Dollar drops for 6th consecutive week; down nearly 8% in the year
RIO DE JANEIRO, BRAZIL – The commercial dollar ran against an international risk aversion trend and fell against the Brazilian real last session, reaching a 6th consecutive week of losses amidst the perception of attractive yields on the domestic scene.
The Brazilian real had the best overall performance against the dollar in the session, and leads gains among its major peers year-to-date.

The spot dollar fell 0.52% on Friday to R$5.14 to bid, after dropping 1.08% at the day’s low of R$5.1107.
In the week, the dollar fell 1.93%. This was its 6th straight week of decline, a period in which it lost 8.7%, in the longest streak of weekly declines since a similar streak ended in May 2021.
At Friday’s closing price, the US currency was down 7.80% to date in 2022.
“We see the result of the resumption of our interest rates to a level suited to our country risk, causing a strong foreign exchange flow here,” said FB Capital foreign exchange advisory director of operations Fernando Bergallo about the strong performance of the Brazilian real in recent weeks.
“The SELIC has shot up from a historic minimum of 2% to double digits; its upward direction was clear a long time ago, but the market took a while to reflect this interest rate hike due to external issues,” he said, citing the imminence of a monetary tightening cycle in the United States.
The basic interest rate in Brazil is currently at 10.75% a year, and should rise even further over the next Central Bank monetary policy meetings, although the authority has signaled a slowdown in the magnitude of its adjustments.
Meanwhile, in the US, the Federal Reserve’s benchmark lending rates are close to 0, but should start to rise as early as March. Adjusted for inflation, which has reached a four-decade high, U.S. yields are in negative territory.

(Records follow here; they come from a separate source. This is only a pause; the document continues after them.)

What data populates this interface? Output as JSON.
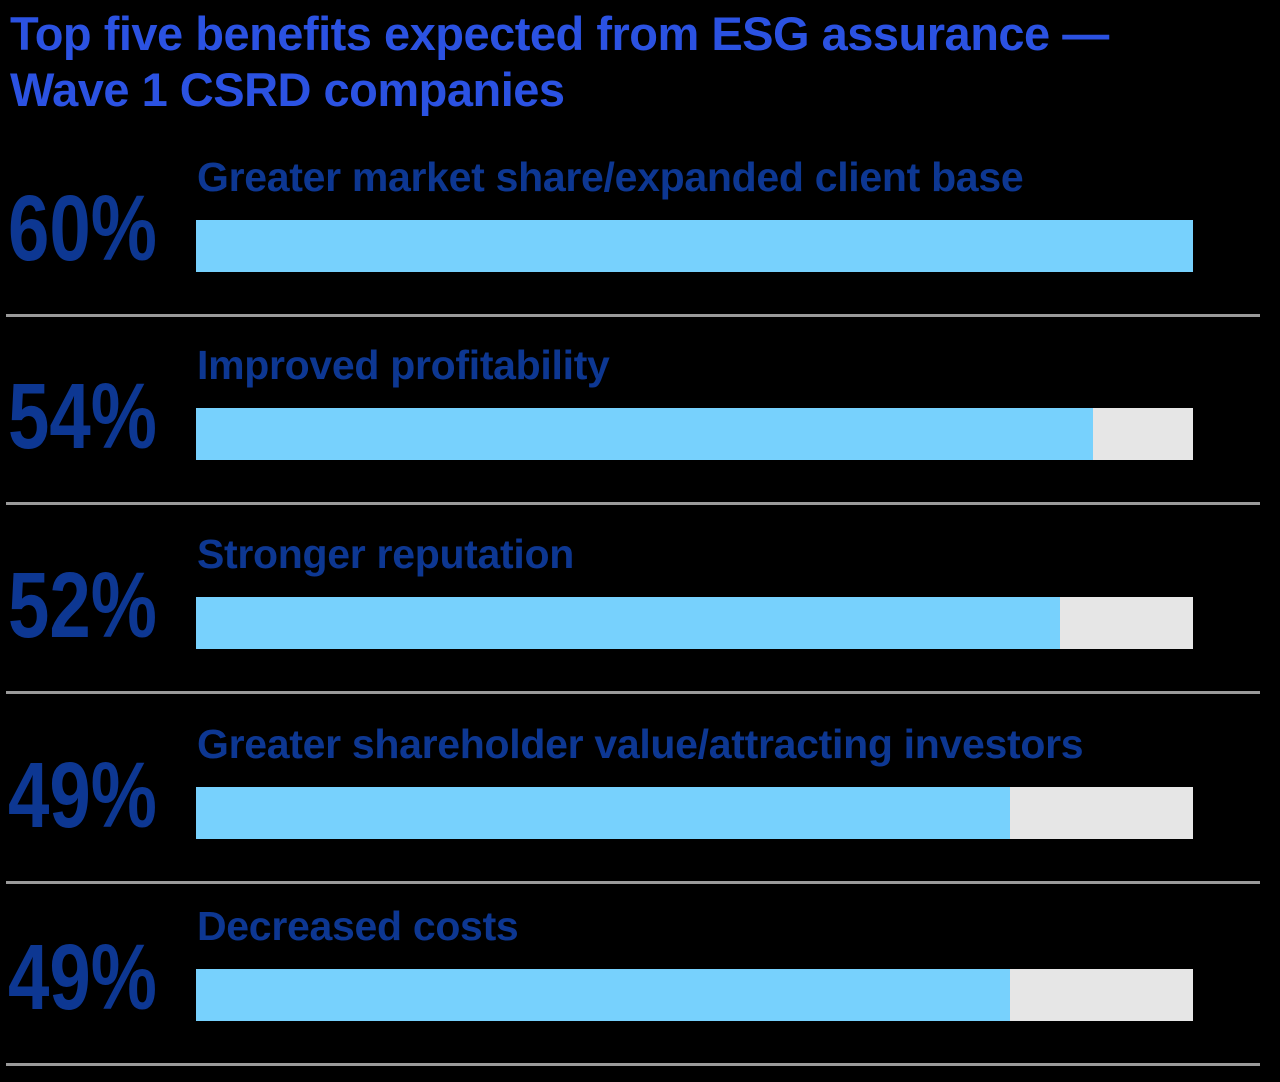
{
  "title": {
    "line1": "Top five benefits expected from ESG assurance —",
    "line2": "Wave 1 CSRD companies"
  },
  "colors": {
    "title_blue": "#2B52E2",
    "navy": "#0D3792",
    "bar_fill": "#77D1FD",
    "bar_track": "#E6E6E6",
    "divider": "#9A9A9A",
    "background": "#000000"
  },
  "chart_data": {
    "type": "bar",
    "orientation": "horizontal",
    "title": "Top five benefits expected from ESG assurance — Wave 1 CSRD companies",
    "categories": [
      "Greater market share/expanded client base",
      "Improved profitability",
      "Stronger reputation",
      "Greater shareholder value/attracting investors",
      "Decreased costs"
    ],
    "values": [
      60,
      54,
      52,
      49,
      49
    ],
    "value_labels": [
      "60%",
      "54%",
      "52%",
      "49%",
      "49%"
    ],
    "unit": "%",
    "axis_max": 60,
    "grid": false,
    "legend": false
  }
}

Higher real interest rates in a given country tend to attract resources from investors to fixed income, which can consequently help in the appreciation of the local currency.

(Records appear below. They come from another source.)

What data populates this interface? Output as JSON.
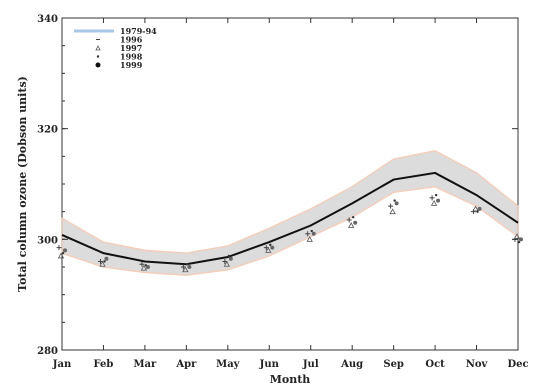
{
  "chart_data": {
    "type": "line",
    "xlabel": "Month",
    "ylabel": "Total column ozone (Dobson units)",
    "categories": [
      "Jan",
      "Feb",
      "Mar",
      "Apr",
      "May",
      "Jun",
      "Jul",
      "Aug",
      "Sep",
      "Oct",
      "Nov",
      "Dec"
    ],
    "y_tick_labels": [
      "280",
      "300",
      "320",
      "340"
    ],
    "ylim": [
      280,
      340
    ],
    "grid": false,
    "legend_position": "top-left",
    "legend": [
      "1979-94",
      "1996",
      "1997",
      "1998",
      "1999"
    ],
    "band": {
      "name": "1979-94",
      "lower": [
        297.5,
        295.0,
        294.0,
        293.5,
        294.5,
        297.0,
        300.5,
        304.0,
        308.5,
        309.5,
        306.0,
        300.5
      ],
      "upper": [
        303.8,
        299.5,
        298.0,
        297.5,
        298.8,
        302.0,
        305.5,
        309.5,
        314.5,
        316.0,
        312.0,
        306.0
      ]
    },
    "mean": [
      300.8,
      297.5,
      296.0,
      295.5,
      296.8,
      299.5,
      302.5,
      306.5,
      310.8,
      312.0,
      308.0,
      303.0
    ],
    "series": [
      {
        "name": "1996",
        "marker": "plus",
        "values": [
          298.5,
          296.0,
          295.5,
          295.0,
          296.0,
          298.5,
          301.0,
          303.5,
          306.0,
          307.5,
          305.0,
          300.0
        ]
      },
      {
        "name": "1997",
        "marker": "triangle",
        "values": [
          297.0,
          295.5,
          294.8,
          294.5,
          295.5,
          298.0,
          300.0,
          302.5,
          305.0,
          306.5,
          305.5,
          300.5
        ]
      },
      {
        "name": "1998",
        "marker": "dot",
        "values": [
          297.5,
          296.0,
          295.3,
          295.5,
          297.0,
          299.0,
          301.5,
          304.0,
          307.0,
          308.0,
          305.0,
          299.5
        ]
      },
      {
        "name": "1999",
        "marker": "filled-circle",
        "values": [
          298.0,
          296.5,
          295.0,
          295.0,
          296.5,
          298.5,
          301.0,
          303.0,
          306.5,
          307.0,
          305.5,
          300.0
        ]
      }
    ],
    "colors": {
      "band": "#d9d9d9",
      "band_edge": "#f2c9b5",
      "mean": "#111111",
      "axis": "#333333",
      "legend_swatch": "#a9c8e8"
    }
  }
}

In addition to the attractive SELIC for foreigners, the recent monetary policy relaxation in China – the world’s second largest economy and Brazil’s main trading partner – is a factor that may explain investors’ interest in the Brazilian real at the start of this year, since domestic activity tends to benefit from stimuli in the Asian country, said CM Capital chief economist Carla Argenta.

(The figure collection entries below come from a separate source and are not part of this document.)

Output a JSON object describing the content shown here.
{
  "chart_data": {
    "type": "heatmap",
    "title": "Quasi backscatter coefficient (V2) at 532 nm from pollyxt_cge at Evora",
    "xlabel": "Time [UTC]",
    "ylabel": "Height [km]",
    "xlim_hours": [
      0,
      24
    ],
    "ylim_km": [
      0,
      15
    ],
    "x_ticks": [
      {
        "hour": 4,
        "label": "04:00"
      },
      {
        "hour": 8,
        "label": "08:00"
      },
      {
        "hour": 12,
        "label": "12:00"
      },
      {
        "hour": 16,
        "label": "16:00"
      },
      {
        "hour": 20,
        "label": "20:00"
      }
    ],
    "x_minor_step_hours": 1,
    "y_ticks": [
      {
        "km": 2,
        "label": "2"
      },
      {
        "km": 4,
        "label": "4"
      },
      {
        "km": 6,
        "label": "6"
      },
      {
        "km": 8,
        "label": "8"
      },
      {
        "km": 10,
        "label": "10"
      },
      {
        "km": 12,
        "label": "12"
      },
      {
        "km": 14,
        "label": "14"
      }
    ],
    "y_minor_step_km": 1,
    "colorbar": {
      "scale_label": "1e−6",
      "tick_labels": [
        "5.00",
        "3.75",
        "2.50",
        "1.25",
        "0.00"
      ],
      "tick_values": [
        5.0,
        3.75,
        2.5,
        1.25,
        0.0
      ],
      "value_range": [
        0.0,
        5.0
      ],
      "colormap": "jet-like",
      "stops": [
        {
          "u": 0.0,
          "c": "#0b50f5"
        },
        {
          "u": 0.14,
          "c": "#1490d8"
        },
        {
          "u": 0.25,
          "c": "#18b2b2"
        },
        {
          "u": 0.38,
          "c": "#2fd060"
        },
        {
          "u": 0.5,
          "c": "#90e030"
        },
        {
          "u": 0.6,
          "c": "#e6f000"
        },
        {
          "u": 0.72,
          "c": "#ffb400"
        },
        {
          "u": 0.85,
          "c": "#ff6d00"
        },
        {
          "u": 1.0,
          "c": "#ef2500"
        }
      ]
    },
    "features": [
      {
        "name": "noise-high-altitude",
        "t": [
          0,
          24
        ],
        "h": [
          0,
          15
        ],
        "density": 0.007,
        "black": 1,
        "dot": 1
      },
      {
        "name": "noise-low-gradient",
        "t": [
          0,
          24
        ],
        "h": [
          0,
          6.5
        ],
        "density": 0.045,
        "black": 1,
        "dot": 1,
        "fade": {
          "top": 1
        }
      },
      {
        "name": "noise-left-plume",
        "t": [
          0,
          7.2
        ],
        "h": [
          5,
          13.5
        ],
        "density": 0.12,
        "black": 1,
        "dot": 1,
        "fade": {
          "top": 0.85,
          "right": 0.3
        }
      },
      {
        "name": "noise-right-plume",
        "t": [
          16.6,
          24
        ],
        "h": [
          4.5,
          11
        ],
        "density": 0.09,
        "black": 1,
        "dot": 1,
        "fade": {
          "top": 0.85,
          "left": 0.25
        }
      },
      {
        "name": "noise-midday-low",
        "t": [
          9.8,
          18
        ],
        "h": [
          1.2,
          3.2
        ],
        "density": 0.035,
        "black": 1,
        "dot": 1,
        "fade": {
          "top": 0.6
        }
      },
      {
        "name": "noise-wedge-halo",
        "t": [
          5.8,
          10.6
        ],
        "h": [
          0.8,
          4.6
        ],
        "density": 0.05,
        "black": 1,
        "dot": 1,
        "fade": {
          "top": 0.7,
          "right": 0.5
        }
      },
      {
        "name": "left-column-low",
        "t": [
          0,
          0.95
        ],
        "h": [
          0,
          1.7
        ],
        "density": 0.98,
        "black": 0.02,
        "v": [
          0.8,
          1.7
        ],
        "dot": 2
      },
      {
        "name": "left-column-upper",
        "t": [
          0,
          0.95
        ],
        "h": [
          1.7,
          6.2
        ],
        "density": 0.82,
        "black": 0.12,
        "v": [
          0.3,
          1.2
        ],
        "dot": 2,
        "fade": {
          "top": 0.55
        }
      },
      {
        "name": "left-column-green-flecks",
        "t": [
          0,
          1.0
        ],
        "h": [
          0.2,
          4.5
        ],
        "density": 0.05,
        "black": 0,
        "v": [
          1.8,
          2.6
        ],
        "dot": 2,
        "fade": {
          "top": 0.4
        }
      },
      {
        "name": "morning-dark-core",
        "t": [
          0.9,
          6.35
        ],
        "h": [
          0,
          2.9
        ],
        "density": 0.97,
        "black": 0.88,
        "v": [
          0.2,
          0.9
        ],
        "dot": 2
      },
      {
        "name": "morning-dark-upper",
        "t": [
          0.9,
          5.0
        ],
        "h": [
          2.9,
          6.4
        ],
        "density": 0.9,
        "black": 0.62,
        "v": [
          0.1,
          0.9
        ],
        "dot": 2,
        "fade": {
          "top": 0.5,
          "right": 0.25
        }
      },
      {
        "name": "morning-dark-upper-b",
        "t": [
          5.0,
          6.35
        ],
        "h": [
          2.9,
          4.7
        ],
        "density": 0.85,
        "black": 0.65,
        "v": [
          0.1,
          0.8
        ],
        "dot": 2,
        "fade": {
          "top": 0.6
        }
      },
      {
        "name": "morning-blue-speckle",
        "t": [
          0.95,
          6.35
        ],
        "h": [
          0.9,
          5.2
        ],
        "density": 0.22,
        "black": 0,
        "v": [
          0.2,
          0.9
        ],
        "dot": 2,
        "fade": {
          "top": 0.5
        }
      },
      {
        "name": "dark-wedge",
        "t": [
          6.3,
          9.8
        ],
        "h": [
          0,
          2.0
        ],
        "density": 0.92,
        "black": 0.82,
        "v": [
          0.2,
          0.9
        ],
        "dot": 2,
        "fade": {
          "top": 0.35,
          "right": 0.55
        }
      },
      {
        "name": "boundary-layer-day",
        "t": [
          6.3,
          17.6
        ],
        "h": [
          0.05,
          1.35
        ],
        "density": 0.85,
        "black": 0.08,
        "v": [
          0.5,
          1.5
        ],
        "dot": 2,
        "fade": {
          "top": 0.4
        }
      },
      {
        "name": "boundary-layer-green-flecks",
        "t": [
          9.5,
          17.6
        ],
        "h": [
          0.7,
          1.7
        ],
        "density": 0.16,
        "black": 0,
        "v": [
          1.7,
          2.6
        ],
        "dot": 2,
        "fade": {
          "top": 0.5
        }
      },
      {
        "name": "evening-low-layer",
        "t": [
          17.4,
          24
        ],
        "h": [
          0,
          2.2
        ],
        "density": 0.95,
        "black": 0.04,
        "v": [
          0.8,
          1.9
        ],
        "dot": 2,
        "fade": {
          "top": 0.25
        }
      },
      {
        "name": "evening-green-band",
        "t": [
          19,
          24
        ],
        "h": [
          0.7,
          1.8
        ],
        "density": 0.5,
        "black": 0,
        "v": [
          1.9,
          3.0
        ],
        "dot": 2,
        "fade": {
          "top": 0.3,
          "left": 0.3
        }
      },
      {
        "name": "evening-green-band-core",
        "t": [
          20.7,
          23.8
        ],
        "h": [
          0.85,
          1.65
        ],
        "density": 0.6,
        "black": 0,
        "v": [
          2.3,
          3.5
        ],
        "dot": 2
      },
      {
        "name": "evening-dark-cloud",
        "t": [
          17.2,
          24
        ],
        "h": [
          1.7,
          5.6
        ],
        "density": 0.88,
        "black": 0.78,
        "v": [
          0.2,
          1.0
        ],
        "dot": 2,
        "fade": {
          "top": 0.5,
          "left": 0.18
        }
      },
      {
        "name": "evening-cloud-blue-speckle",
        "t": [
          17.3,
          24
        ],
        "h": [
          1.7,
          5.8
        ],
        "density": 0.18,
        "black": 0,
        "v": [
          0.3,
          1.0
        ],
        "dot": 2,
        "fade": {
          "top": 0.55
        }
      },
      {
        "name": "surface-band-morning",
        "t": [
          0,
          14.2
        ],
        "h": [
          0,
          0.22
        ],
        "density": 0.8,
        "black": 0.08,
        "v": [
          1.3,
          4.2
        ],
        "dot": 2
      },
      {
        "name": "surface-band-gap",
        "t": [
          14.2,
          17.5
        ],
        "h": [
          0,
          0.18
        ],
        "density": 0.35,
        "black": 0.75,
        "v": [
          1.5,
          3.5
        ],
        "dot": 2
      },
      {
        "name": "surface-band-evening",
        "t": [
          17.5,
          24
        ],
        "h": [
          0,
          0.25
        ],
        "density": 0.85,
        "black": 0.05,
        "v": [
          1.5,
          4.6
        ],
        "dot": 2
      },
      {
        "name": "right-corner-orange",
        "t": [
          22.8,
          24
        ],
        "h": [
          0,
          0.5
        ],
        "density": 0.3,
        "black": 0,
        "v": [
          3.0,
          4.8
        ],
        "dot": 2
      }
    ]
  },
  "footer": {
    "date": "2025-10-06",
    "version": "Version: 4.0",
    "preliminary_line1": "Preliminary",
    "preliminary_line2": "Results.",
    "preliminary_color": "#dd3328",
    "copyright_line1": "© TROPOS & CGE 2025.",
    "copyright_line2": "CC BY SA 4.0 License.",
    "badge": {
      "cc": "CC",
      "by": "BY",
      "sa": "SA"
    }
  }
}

Frictions on the Ukrainian border, despite having triggered occasional waves of risk aversion in global markets, may also ultimately favor Brazilian assets, the economist said.
Ukraine is an important corn producer, and a potential escalation in geopolitical tensions that interrupts the European country’s production may increase the interest of international investors in the commodity’s Brazilian crops, Argenta argued. Brazil is the world’s third largest producer of the grain, behind the United States and China.
Headlines about tensions in Eastern Europe on Friday included reports of escalating accusations from the West that Russia is seeking pretexts to invade Ukraine. Against this backdrop, the dollar index was up 0.2% in the afternoon, and there was greater demand for the safety of US bonds.
While she sees a promising scenario for the Brazilian Real both domestically and abroad, Argenta said she believes the R$5 per dollar level as a possible ceiling for the Brazilian currency’s appreciation. She added that there are good chances of an increase in the market’s political apprehension when the electoral race officially begins in Brazil, which would tend to increase dollar purchases.
FB’s Bergallo also alerted that “it is likely that there will be an inflection point [in the appreciation of the real] at some point,” citing perceptions that the current equilibrium level of the dollar would be higher than the spot market price on Friday. According to FB, the equilibrium exchange rate is currently R$5.20 per dollar.